Onze pays de l’UE risquent une réprimande pour dépenses publiques excessives dès l’été prochain, dont la Belgique et la France.Sylviane Delcuve

Plusieurs pays menacés de sanctions

À y regarder de plus près, onze pays de l’UE risquent une réprimande pour dépenses publiques excessives dès l’été prochain. L’an dernier, ces pays ont enregistré des déficits budgétaires supérieurs au seuil de 3% du PIB autorisé. La Commission décidera en juin s’il y a lieu d’ouvrir des procédures dites de déficit excessif (PDE) dans chaque cas. Les pays concernés membres de la zone euro pourraient écoper d’amendes s’ils ne corrigent pas le tir, tandis que les pays n’appartenant pas à la zone euro risquent de voir leur réputation ternie. La France, l’Italie et la Belgique, dont les déficits dépassent les 3% et qui n’ont pas l’intention (ou la capacité) de revenir sous ce seuil au cours des prochaines années, sont presque assurées d’être sanctionnées. 

Avoir les moyens de ses ambitions

Aux États-Unis aussi, l’état des finances publiques s’est dégradé de façon spectaculaire alors que les promesses électorales fusent de toutes parts. Joe Biden veut alléger la fiscalité pour ménages à revenus modestes tout en maintenant les dépenses sociales à un niveau suffisamment généreux. Donald Trump promet de baisser la fiscalité pour les plus aisés et veut réduire les dépenses sociales. Difficile de savoir quel impact tout ceci aura sur la croissance économique et sur les comptes publics. Cela dit, peu s’inquiètent du niveau absolu du déficit ou de la dette outre-Atlantique. L’approche étant qu’il faut privilégier les mesures qui favorisent la croissance et l’emploi, ce qui permettra de réduire naturellement le déficit.

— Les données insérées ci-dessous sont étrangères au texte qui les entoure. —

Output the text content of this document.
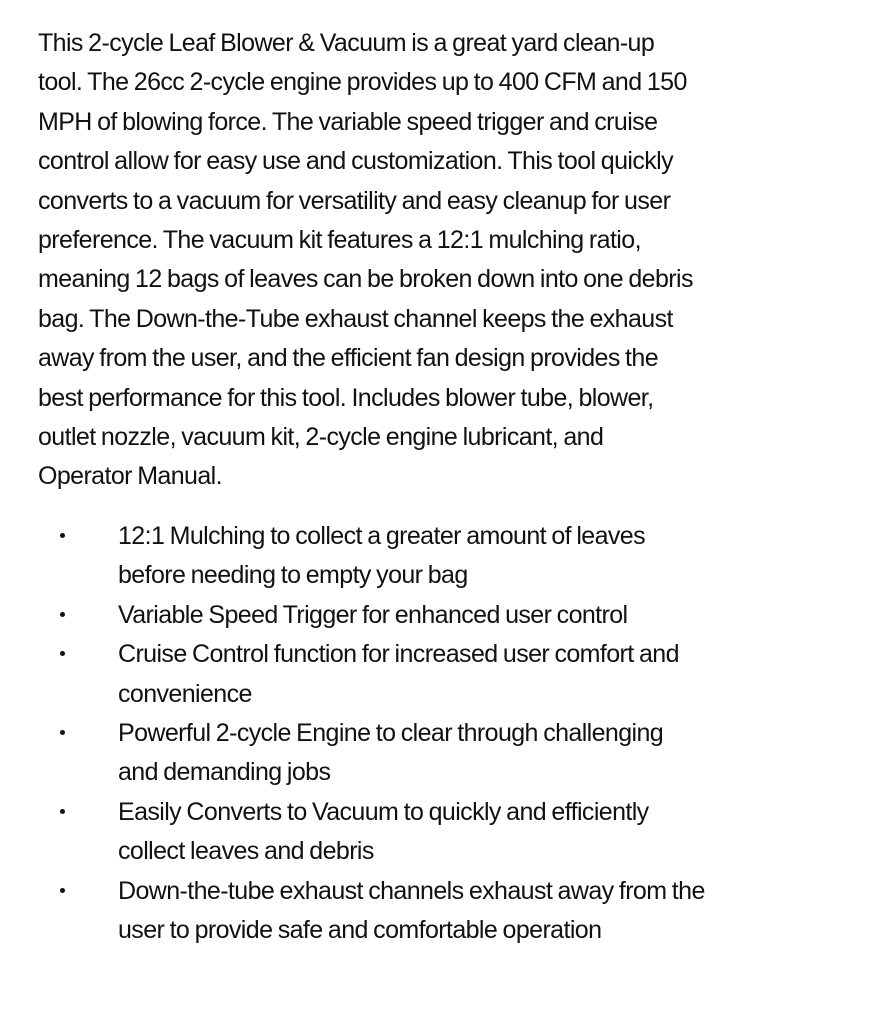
This 2-cycle Leaf Blower & Vacuum is a great yard clean-up
tool. The 26cc 2-cycle engine provides up to 400 CFM and 150
MPH of blowing force. The variable speed trigger and cruise
control allow for easy use and customization. This tool quickly
converts to a vacuum for versatility and easy cleanup for user
preference. The vacuum kit features a 12:1 mulching ratio,
meaning 12 bags of leaves can be broken down into one debris
bag. The Down-the-Tube exhaust channel keeps the exhaust
away from the user, and the efficient fan design provides the
best performance for this tool. Includes blower tube, blower,
outlet nozzle, vacuum kit, 2-cycle engine lubricant, and
Operator Manual.

12:1 Mulching to collect a greater amount of leaves
before needing to empty your bag
Variable Speed Trigger for enhanced user control
Cruise Control function for increased user comfort and
convenience
Powerful 2-cycle Engine to clear through challenging
and demanding jobs
Easily Converts to Vacuum to quickly and efficiently
collect leaves and debris
Down-the-tube exhaust channels exhaust away from the
user to provide safe and comfortable operation
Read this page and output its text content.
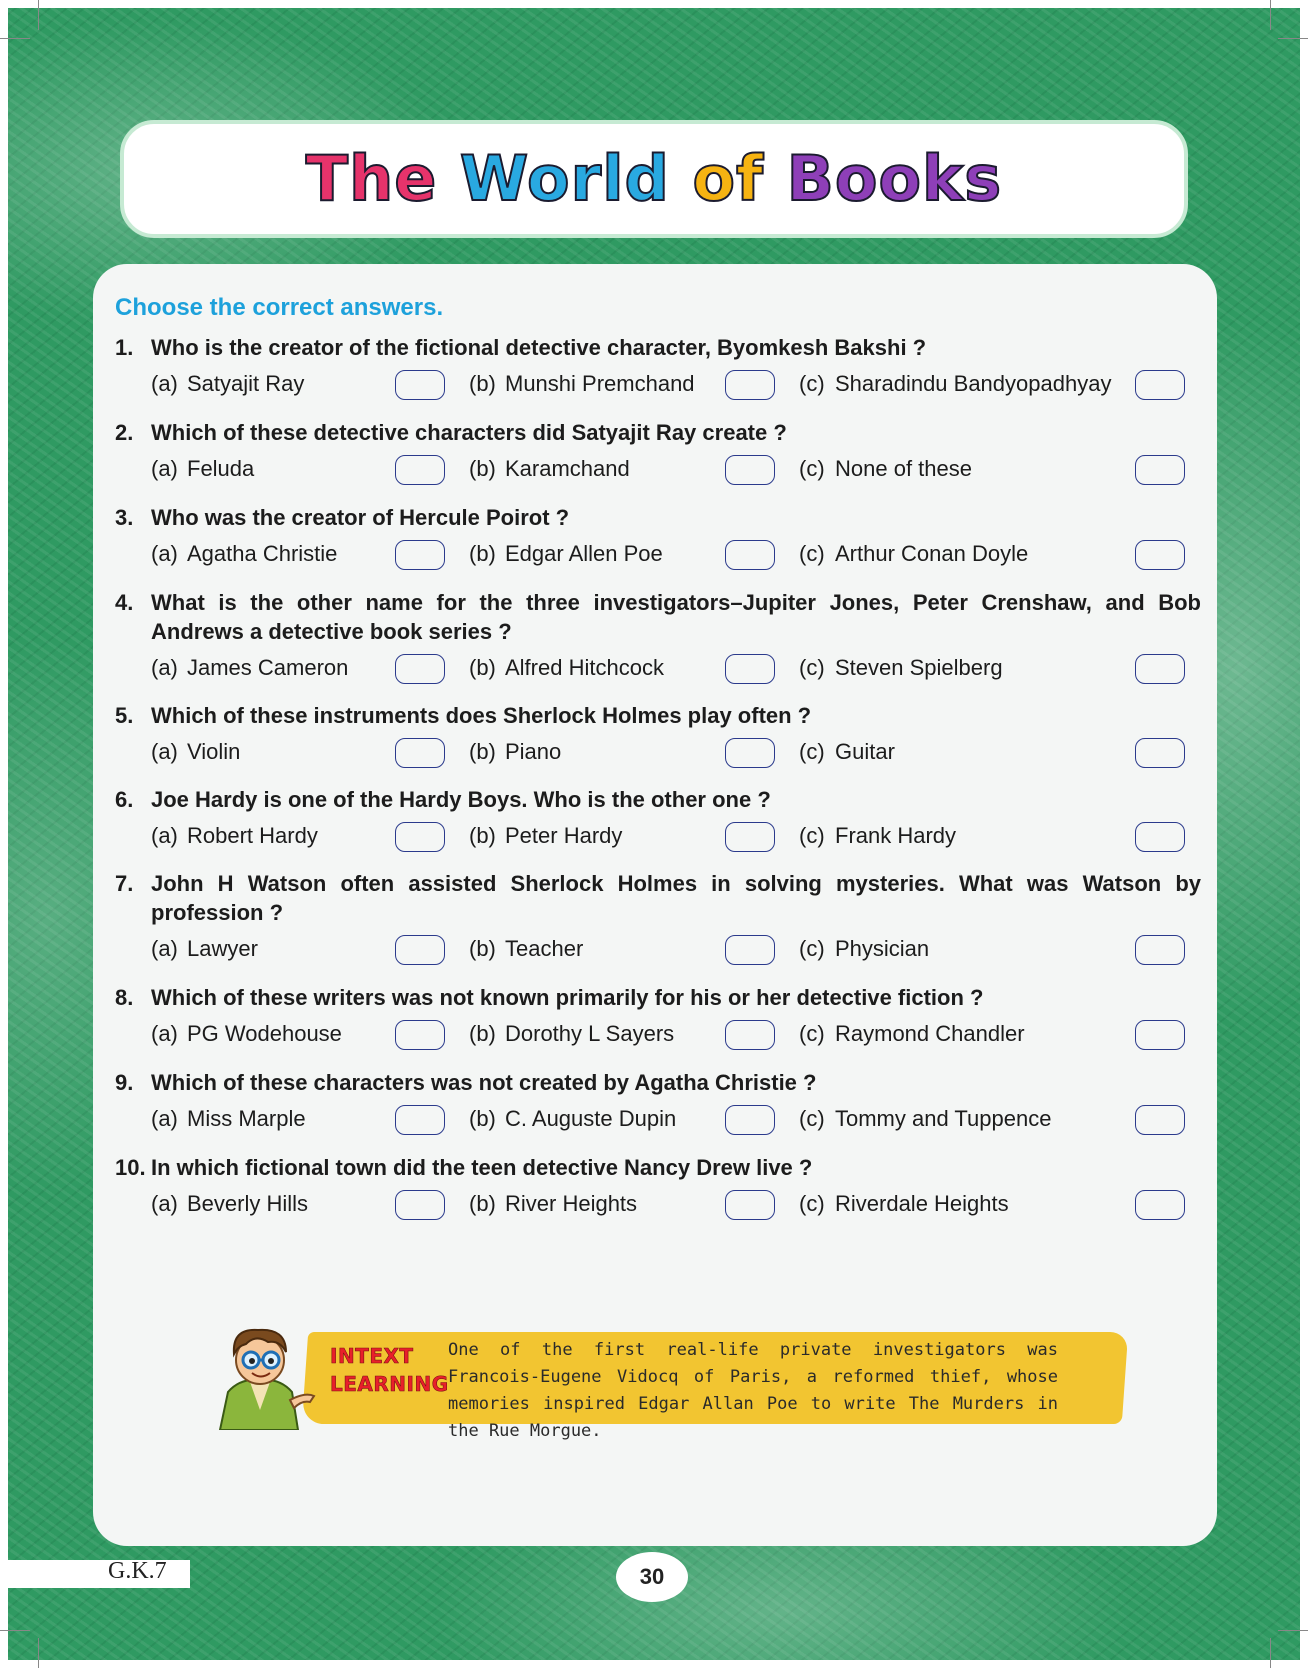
The World of Books
Choose the correct answers.
1. Who is the creator of the fictional detective character, Byomkesh Bakshi ?
(a) Satyajit Ray	(b) Munshi Premchand	(c) Sharadindu Bandyopadhyay
2. Which of these detective characters did Satyajit Ray create ?
(a) Feluda	(b) Karamchand	(c) None of these
3. Who was the creator of Hercule Poirot ?
(a) Agatha Christie	(b) Edgar Allen Poe	(c) Arthur Conan Doyle
4. What is the other name for the three investigators–Jupiter Jones, Peter Crenshaw, and Bob Andrews a detective book series ?
(a) James Cameron	(b) Alfred Hitchcock	(c) Steven Spielberg
5. Which of these instruments does Sherlock Holmes play often ?
(a) Violin	(b) Piano	(c) Guitar
6. Joe Hardy is one of the Hardy Boys. Who is the other one ?
(a) Robert Hardy	(b) Peter Hardy	(c) Frank Hardy
7. John H Watson often assisted Sherlock Holmes in solving mysteries. What was Watson by profession ?
(a) Lawyer	(b) Teacher	(c) Physician
8. Which of these writers was not known primarily for his or her detective fiction ?
(a) PG Wodehouse	(b) Dorothy L Sayers	(c) Raymond Chandler
9. Which of these characters was not created by Agatha Christie ?
(a) Miss Marple	(b) C. Auguste Dupin	(c) Tommy and Tuppence
10. In which fictional town did the teen detective Nancy Drew live ?
(a) Beverly Hills	(b) River Heights	(c) Riverdale Heights
INTEXT
LEARNING
One of the first real-life private investigators was Francois-Eugene Vidocq of Paris, a reformed thief, whose memories inspired Edgar Allan Poe to write The Murders in the Rue Morgue.
G.K.7	30
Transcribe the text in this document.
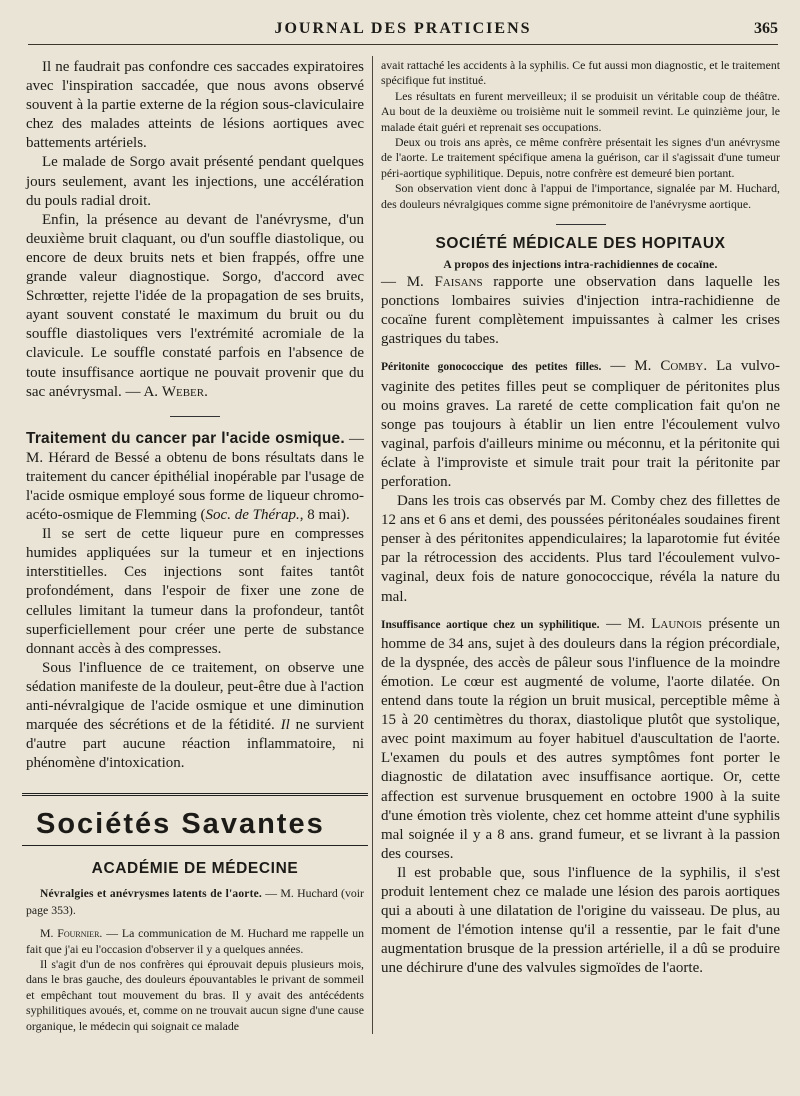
JOURNAL DES PRATICIENS	365

Il ne faudrait pas confondre ces saccades expiratoires avec l'inspiration saccadée, que nous avons observé souvent à la partie externe de la région sous-claviculaire chez des malades atteints de lésions aortiques avec battements artériels.

Le malade de Sorgo avait présenté pendant quelques jours seulement, avant les injections, une accélération du pouls radial droit.

Enfin, la présence au devant de l'anévrysme, d'un deuxième bruit claquant, ou d'un souffle diastolique, ou encore de deux bruits nets et bien frappés, offre une grande valeur diagnostique. Sorgo, d'accord avec Schrœtter, rejette l'idée de la propagation de ses bruits, ayant souvent constaté le maximum du bruit ou du souffle diastoliques vers l'extrémité acromiale de la clavicule. Le souffle constaté parfois en l'absence de toute insuffisance aortique ne pouvait provenir que du sac anévrysmal. — A. Weber.

Traitement du cancer par l'acide osmique. — M. Hérard de Bessé a obtenu de bons résultats dans le traitement du cancer épithélial inopérable par l'usage de l'acide osmique employé sous forme de liqueur chromo-acéto-osmique de Flemming (Soc. de Thérap., 8 mai).

Il se sert de cette liqueur pure en compresses humides appliquées sur la tumeur et en injections interstitielles. Ces injections sont faites tantôt profondément, dans l'espoir de fixer une zone de cellules limitant la tumeur dans la profondeur, tantôt superficiellement pour créer une perte de substance donnant accès à des compresses.

Sous l'influence de ce traitement, on observe une sédation manifeste de la douleur, peut-être due à l'action anti-névralgique de l'acide osmique et une diminution marquée des sécrétions et de la fétidité. Il ne survient d'autre part aucune réaction inflammatoire, ni phénomène d'intoxication.

Sociétés Savantes
ACADÉMIE DE MÉDECINE

Névralgies et anévrysmes latents de l'aorte. — M. Huchard (voir page 353).

M. Fournier. — La communication de M. Huchard me rappelle un fait que j'ai eu l'occasion d'observer il y a quelques années.

Il s'agit d'un de nos confrères qui éprouvait depuis plusieurs mois, dans le bras gauche, des douleurs épouvantables le privant de sommeil et empêchant tout mouvement du bras. Il y avait des antécédents syphilitiques avoués, et, comme on ne trouvait aucun signe d'une cause organique, le médecin qui soignait ce malade

avait rattaché les accidents à la syphilis. Ce fut aussi mon diagnostic, et le traitement spécifique fut institué.

Les résultats en furent merveilleux; il se produisit un véritable coup de théâtre. Au bout de la deuxième ou troisième nuit le sommeil revint. Le quinzième jour, le malade était guéri et reprenait ses occupations.

Deux ou trois ans après, ce même confrère présentait les signes d'un anévrysme de l'aorte. Le traitement spécifique amena la guérison, car il s'agissait d'une tumeur péri-aortique syphilitique. Depuis, notre confrère est demeuré bien portant.

Son observation vient donc à l'appui de l'importance, signalée par M. Huchard, des douleurs névralgiques comme signe prémonitoire de l'anévrysme aortique.

SOCIÉTÉ MÉDICALE DES HOPITAUX
A propos des injections intra-rachidiennes de cocaïne.

— M. Faisans rapporte une observation dans laquelle les ponctions lombaires suivies d'injection intra-rachidienne de cocaïne furent complètement impuissantes à calmer les crises gastriques du tabes.

Péritonite gonococcique des petites filles. — M. Comby. La vulvo-vaginite des petites filles peut se compliquer de péritonites plus ou moins graves. La rareté de cette complication fait qu'on ne songe pas toujours à établir un lien entre l'écoulement vulvo vaginal, parfois d'ailleurs minime ou méconnu, et la péritonite qui éclate à l'improviste et simule trait pour trait la péritonite par perforation.

Dans les trois cas observés par M. Comby chez des fillettes de 12 ans et 6 ans et demi, des poussées péritonéales soudaines firent penser à des péritonites appendiculaires; la laparotomie fut évitée par la rétrocession des accidents. Plus tard l'écoulement vulvo-vaginal, deux fois de nature gonococcique, révéla la nature du mal.

Insuffisance aortique chez un syphilitique. — M. Launois présente un homme de 34 ans, sujet à des douleurs dans la région précordiale, de la dyspnée, des accès de pâleur sous l'influence de la moindre émotion. Le cœur est augmenté de volume, l'aorte dilatée. On entend dans toute la région un bruit musical, perceptible même à 15 à 20 centimètres du thorax, diastolique plutôt que systolique, avec point maximum au foyer habituel d'auscultation de l'aorte. L'examen du pouls et des autres symptômes font porter le diagnostic de dilatation avec insuffisance aortique. Or, cette affection est survenue brusquement en octobre 1900 à la suite d'une émotion très violente, chez cet homme atteint d'une syphilis mal soignée il y a 8 ans. grand fumeur, et se livrant à la passion des courses.

Il est probable que, sous l'influence de la syphilis, il s'est produit lentement chez ce malade une lésion des parois aortiques qui a abouti à une dilatation de l'origine du vaisseau. De plus, au moment de l'émotion intense qu'il a ressentie, par le fait d'une augmentation brusque de la pression artérielle, il a dû se produire une déchirure d'une des valvules sigmoïdes de l'aorte.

Le gouvernement allemand a décidé de piocher dans ses réserves pour développer une fiscalité plus attractive pour ceux qui travaillent plus.Sylviane Delcuve

Travailler plus pour gagner plus

Il est pourtant salutaire de disposer d’une marge budgétaire lorsque la conjoncture se dégrade. Le cas allemand est très intéressant. Confronté à de nombreux problèmes (hausse du prix de l’énergie, baisse du temps de travail, adaptation de l’industrie aux défis environnementaux, évolution démographique peu encourageante), le pays est tombé en récession en 2023 et les perspectives sont sombres. Pour sortir de l’ornière, le gouvernement a décidé de piocher dans ses réserves pour développer une fiscalité plus attractive pour ceux qui accepteront d’allonger leur carrière. « Travailler plus pour gagner plus » est la nouvelle politique à la mode en Allemagne... Comparativement, la Belgique est loin d’avoir une telle marge de manœuvre.